I'm trying to split a sentence into words using Stanford coreNLP .
I'm having problem with words that contains apostrophe.
For example, the sentence:
I'm 24 years old.
Splits like this:
[I] ['m] [24] [years] [old]
Is it possible to split it like this using Stanford coreNLP?:
[I'm] [24] [years] [old]
I've tried using tokenize.whitespace, but it doesn't split on other punctuation marks like: '?' and ','
Currently, no. The subsequent Stanford CoreNLP processing tools all use Penn Treebank tokenization, which splits contractions into two tokens (regarding "I'm" as a reduced form of "I am" by making it the two "words" [I] ['m]). It sounds like you want a different type of tokenization.
While there are some tokenization options, there isn't one to change this, and subsequent tools (like the POS tagger or parser) would work badly without contractions being split. You could add such an option to the tokenizer, changing (deleting) the treatment of REDAUX and SREDAUX trailing contexts.
You can also join contractions via post processing as @dhg suggests, but you'd want to do it a little more carefully in the "if" so it didn't join on quotes.

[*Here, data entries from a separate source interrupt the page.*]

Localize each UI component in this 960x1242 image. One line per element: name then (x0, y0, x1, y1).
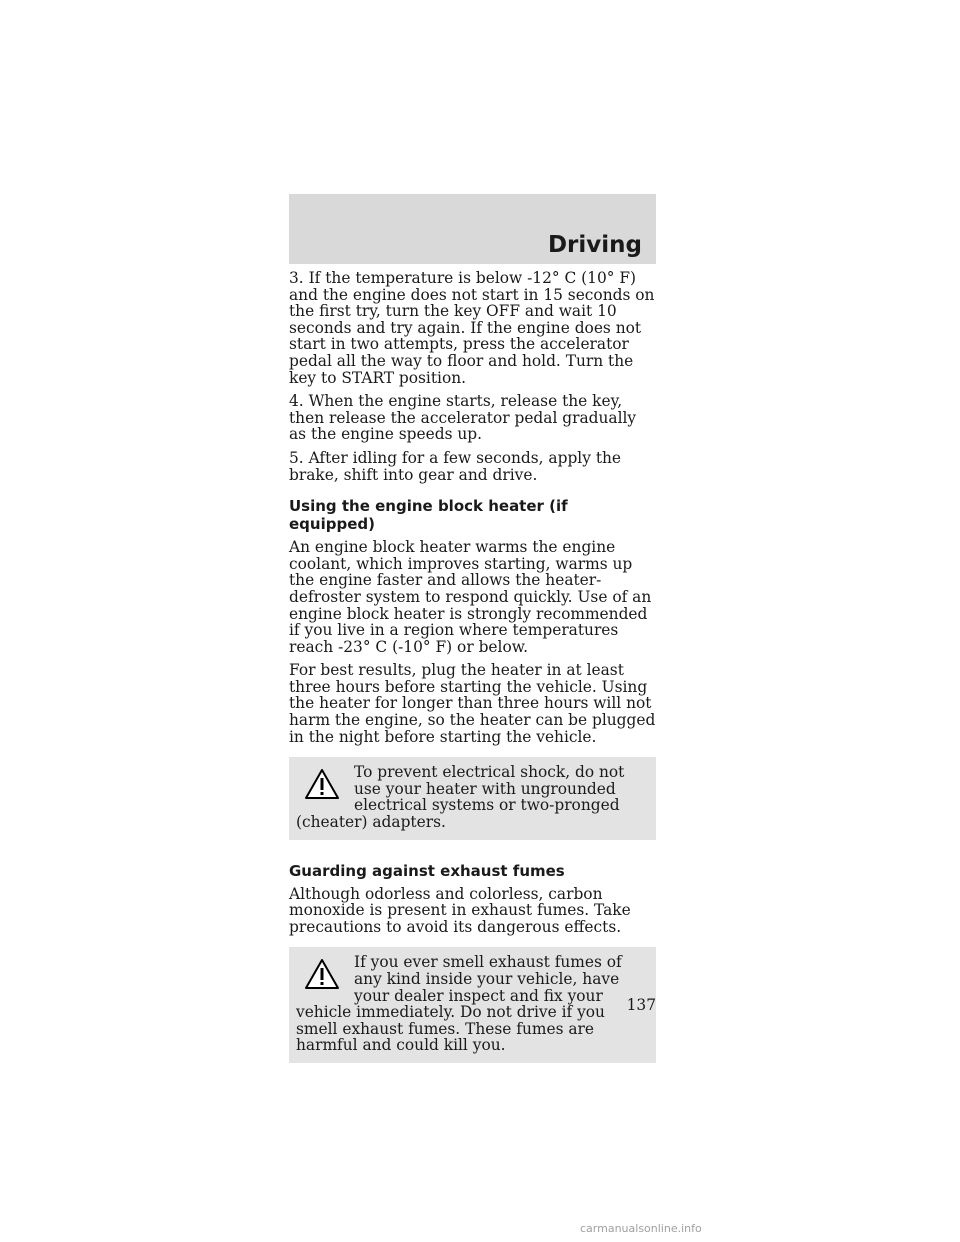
step-4-paragraph: 4. When the engine starts, release the key, then release the accelerator pedal gradually as the engine speeds up. (289, 392, 637, 444)
block-heater-paragraph-1: An engine block heater warms the engine coolant, which improves starting, warms up the engine faster and allows the heater-defroster system to respond quickly. Use of an engine block heater is strongly recommended if you live in a region where temperatures reach -23° C (-10° F) or below. (289, 538, 652, 656)
block-heater-paragraph-2: For best results, plug the heater in at least three hours before starting the vehicle. Using the heater for longer than three hours will not harm the engine, so the heater can be plugged in the night before starting the vehicle. (289, 661, 656, 746)
section-title: Driving (547, 232, 642, 258)
section-header-band (289, 194, 656, 264)
warning-triangle-icon (304, 958, 340, 990)
warning-triangle-icon (304, 768, 340, 800)
watermark-link[interactable]: carmanualsonline.info (580, 1222, 702, 1235)
electrical-shock-warning (289, 757, 656, 839)
step-5-paragraph: 5. After idling for a few seconds, apply the brake, shift into gear and drive. (289, 448, 622, 484)
step-3-paragraph: 3. If the temperature is below -12° C (10° F) and the engine does not start in 15 seconds on the first try, turn the key OFF and wait 10 seconds and try again. If the engine does not start in two attempts, press the accelerator pedal all the way to floor and hold. Turn the key to START position. (289, 269, 655, 387)
block-heater-heading: Using the engine block heater (if equipped) (289, 497, 568, 534)
page-content (289, 270, 656, 1085)
exhaust-fumes-paragraph: Although odorless and colorless, carbon monoxide is present in exhaust fumes. Take precautions to avoid its dangerous effects. (289, 884, 631, 936)
exhaust-fumes-heading: Guarding against exhaust fumes (289, 861, 565, 880)
electrical-shock-warning-text: To prevent electrical shock, do not use your heater with ungrounded electrical systems or two-pronged (cheater) adapters. (296, 763, 625, 832)
page-number: 137 (626, 996, 656, 1014)
exhaust-fumes-warning-text: If you ever smell exhaust fumes of any kind inside your vehicle, have your dealer inspect and fix your vehicle immediately. Do not drive if you smell exhaust fumes. These fumes are harmful and could kill you. (296, 953, 622, 1055)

How about if you just re-concatenate tokens that are split by an apostrophe?
Here's an implementation in Java:
public static List<String> tokenize(String s) {
PTBTokenizer<CoreLabel> ptbt = new PTBTokenizer<CoreLabel>(
new StringReader(s), new CoreLabelTokenFactory(), "");
List<String> sentence = new ArrayList<String>();
StringBuilder sb = new StringBuilder();
for (CoreLabel label; ptbt.hasNext();) {
label = ptbt.next();
String word = label.word();
if (word.startsWith("'")) {
sb.append(word);
} else {
if (sb.length() > 0)
sentence.add(sb.toString());
sb = new StringBuilder();
sb.append(word);
}
}
if (sb.length() > 0)
sentence.add(sb.toString());
return sentence;
}
public static void main(String[] args) {
System.out.println(tokenize("I'm 24 years old.")); // [I'm, 24, years, old, .]
}
There are possessives and contractions. Your example is a contraction. Just looking for an apostrophe won't find you the difference between the two. "This is Pete's answer. I'm sure you knew that." In these two sentences we have one of each case.
With the part of speech tags we can tell the difference. With the tree surgeon syntax you can assemble those, change them and so forth. The syntax is listed here: http://nlp.stanford.edu/nlp/javadoc/javanlp/edu/stanford/nlp/trees/tregex/tsurgeon/package-summary.html. I've found tree surgeon to be really useful in pulling apart NP groups as I like to break them up over conjunctions.
Alternatively, does 'm stem to "am"? You might want to look for those and look for it's stem tag and simply revert it to that value. Stemming is extremely useful in many other aspects of machine learning and analysis.